Many patients that are seen in our clinic have been diagnosed with nasal polyps causing concern that they have a "cancerous" lesion, such as a colon polyp. Fortunately, the vast majority of polyps are benign and are not cause for concern. Polyps are most often a sign of underlying inflammation/ sinusitis and are not actually the cause of the patients chronic sinus issues.

Nasal polyps are benign swellings of the linings of the nose and paranasal sinuses, full of water, inflammatory mediators and white blood cells. They arise when the lining of the nose becomes inflamed for a variety of reasons.

What causes nasal polyps?

There are many reasons for the development of nasal polyps and often it is difficult to pin-point an exact cause (or causes). Some triggers for the development may include:

- chronic or recurrent acute rhinosinusitis

- asthma

- allergies

- cystic fibrosis

- sensitivity to NSAIDS or ASA

There may also be a genetic component to the development of nasal polyps as they will often run in families.

In reality, no one really knows why polyps develop and each patient has a different response to therapy.

What are the symptoms of nasal polyps?

Typically, patients with nasal polyps will experience:

- chronic nasal congestion (not congestion that comes and goes or alternates from side to side)

- reduced sense of smell

- runny, watery nasal discharge

- development of asthma

What is the treatment for nasal polyps?


Medications that reduce inflammation may help reduce the size of the polyp and relieve symptoms of congestion.

Spraying nasal steroids into the nose can reduce your runny nose and the sensation of blockage by shrinking the polyp. However, if you stop taking them, symptoms may quickly return. Examples of nasal steroids include fluticasone (Flonase, Avamys), budesonide (Rhinocort), and mometasone (Nasonex).

An oral or injectable steroid, such as prednisone, may be an option if nasal sprays don’t work or to help nasal steroids work better by reducing inflammation quickly. These aren’t a long-term solution due to their serious side effects, including fluid retention, increased blood pressure, osteoporosis, thinning of the skin, adrenal gland issues and cataract development. Patients on long-term oral steroids should have their eyes checked at least once per year.

Antihistamines or antibiotics may also treat allergies or sinus infections caused by inflammation in the nose.


If your symptoms still aren’t improving, surgery can remove the polyps completely. The type of surgery depends on the size of the polyp. A polypectomy is an outpatient surgery done with a small suction device or a microdebrider that cuts and removes soft tissue, including the mucosa.

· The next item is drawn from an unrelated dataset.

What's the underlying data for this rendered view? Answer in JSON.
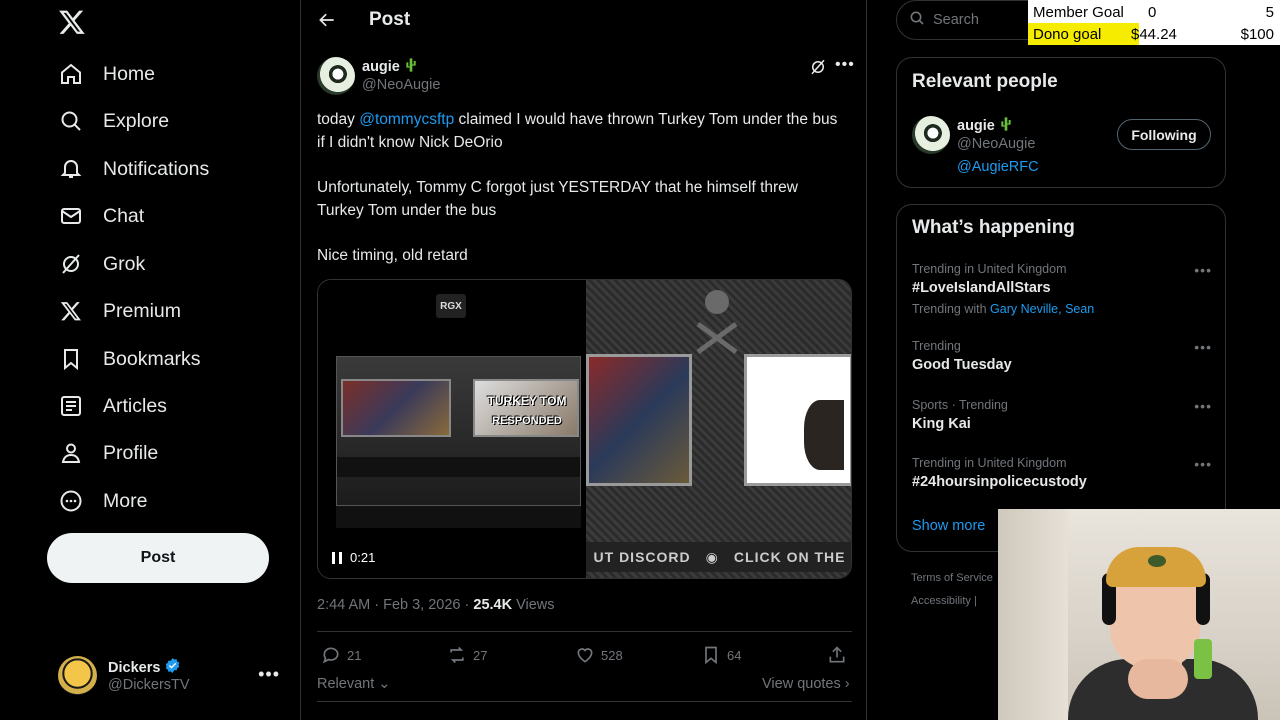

For larger polyps and extensive changes of sinusitis, Dr. Mechor may perform endoscopic sinus surgery to completely open the sinus cavities and remove all of the nasal polyps. SURGERY IS NOT A "CURE" FOR SINUSITIS OR NASAL POLYPS BUT IMPROVES A PATIENTS SYMPTOMS BY IMPROVING NASAL BREATHING AND ALLOWING BETTER ACCESS FOR NASAL STEROIDS TO TREAT THE INFLAMMATION IN THE SINUS CAVITIES.

After surgery, nasal steroids and saline washes can reduce the risk of polyps returning. In general, reducing the inflammation of the nasal passages with nasal sprays, anti-allergy medications, and saline washes can help prevent nasal polyps from developing, however, ongoing and daily medical therapy may be required to keep the sinuses clear and healthy.